Those of us who are old enough to remember the classic, 1980 TV mini-series Shogun starring Richard Chamberlain and Toshiro Mifune will always have a soft spot for William Adams (1564-1620), the first Englishman to find himself in Japan.
Adams' life was an unbelievable adventure story - shipwrecked off the coast of Japan on a Dutch ship the De Liefde, the Kent-born sailor, known in Japan as Miura Anjin ('Pilot'), was spared death and became a confidant of Ieyasu Tokugawa, advising the shogun on matters of navigation and ship-building.
Eventually Adams was granted the title of hatamoto - a samurai in direct service of the shogun - and granted lands and servants near present-day Yokosuka.
Adams moved to Hirado and was instrumental in setting up an English trading post on the island, though he quarreled with the English representative in Japan, John Saris, who disliked Adams for his adoption of a Japanese lifestyle and habits. Adams had taken a Japanese wife, with whom he had two children.
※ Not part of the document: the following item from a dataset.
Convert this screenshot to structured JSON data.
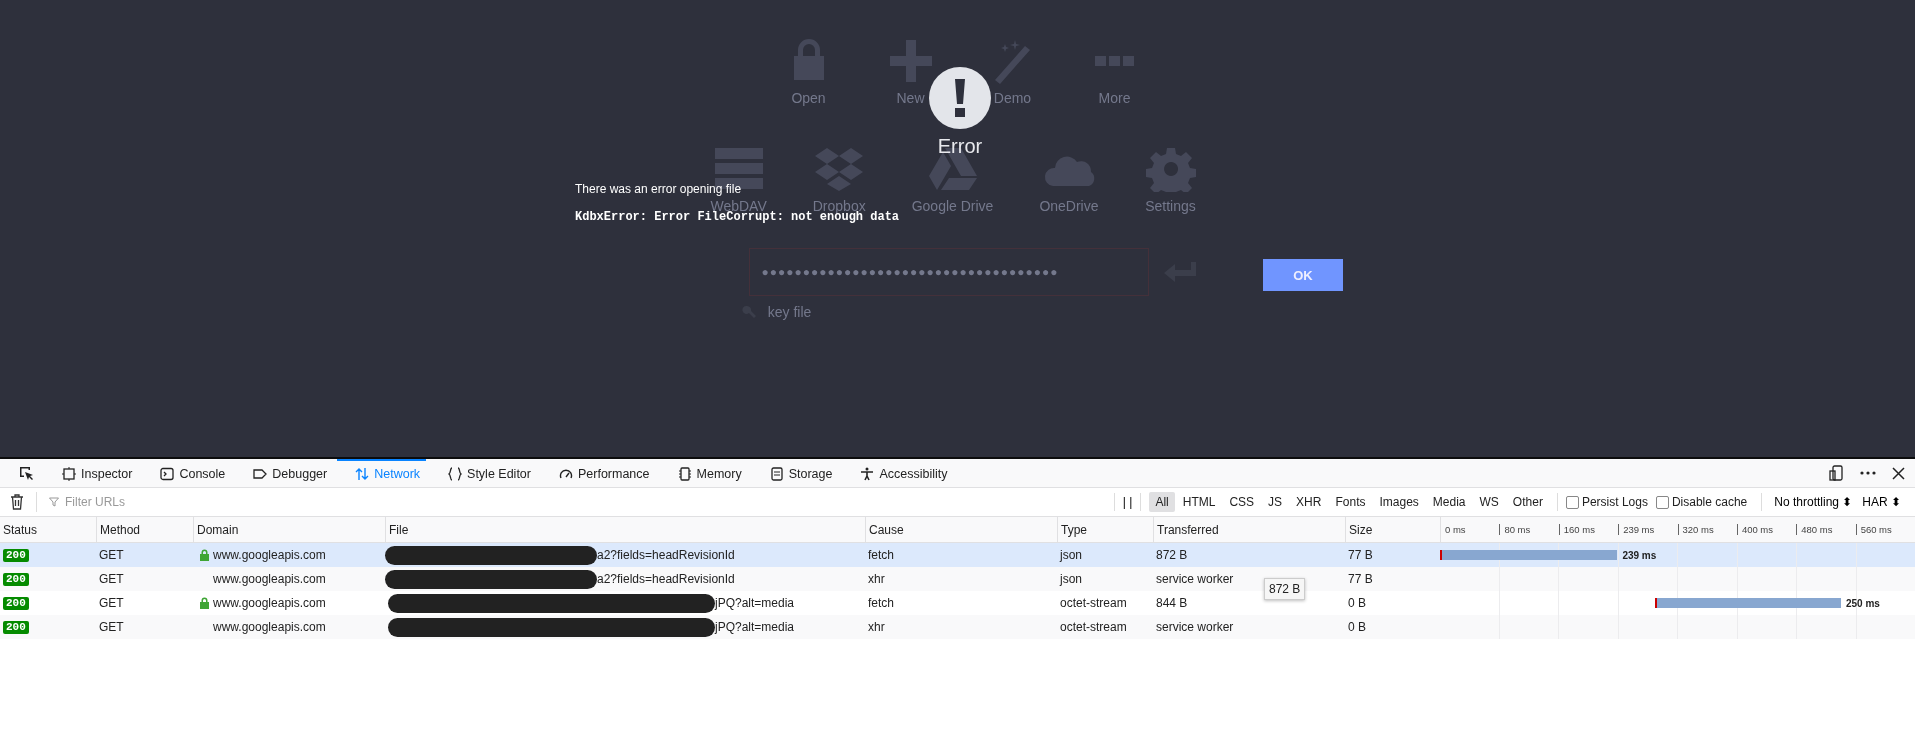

Adams passed away aged 55 on Hirado, a small island off the western coast of Kyushu, south of Fukuoka.
His grave, erected in 1954, is a short walk above the harbor and is a peaceful and evocative spot. A stone from the grave of his English wife was brought over from the UK to lie on Adams' tomb so the two could be reunited.
Another memorial stone at the site records the Englishmen who died in Japan during the 10 years of the English "factory" on Hirado.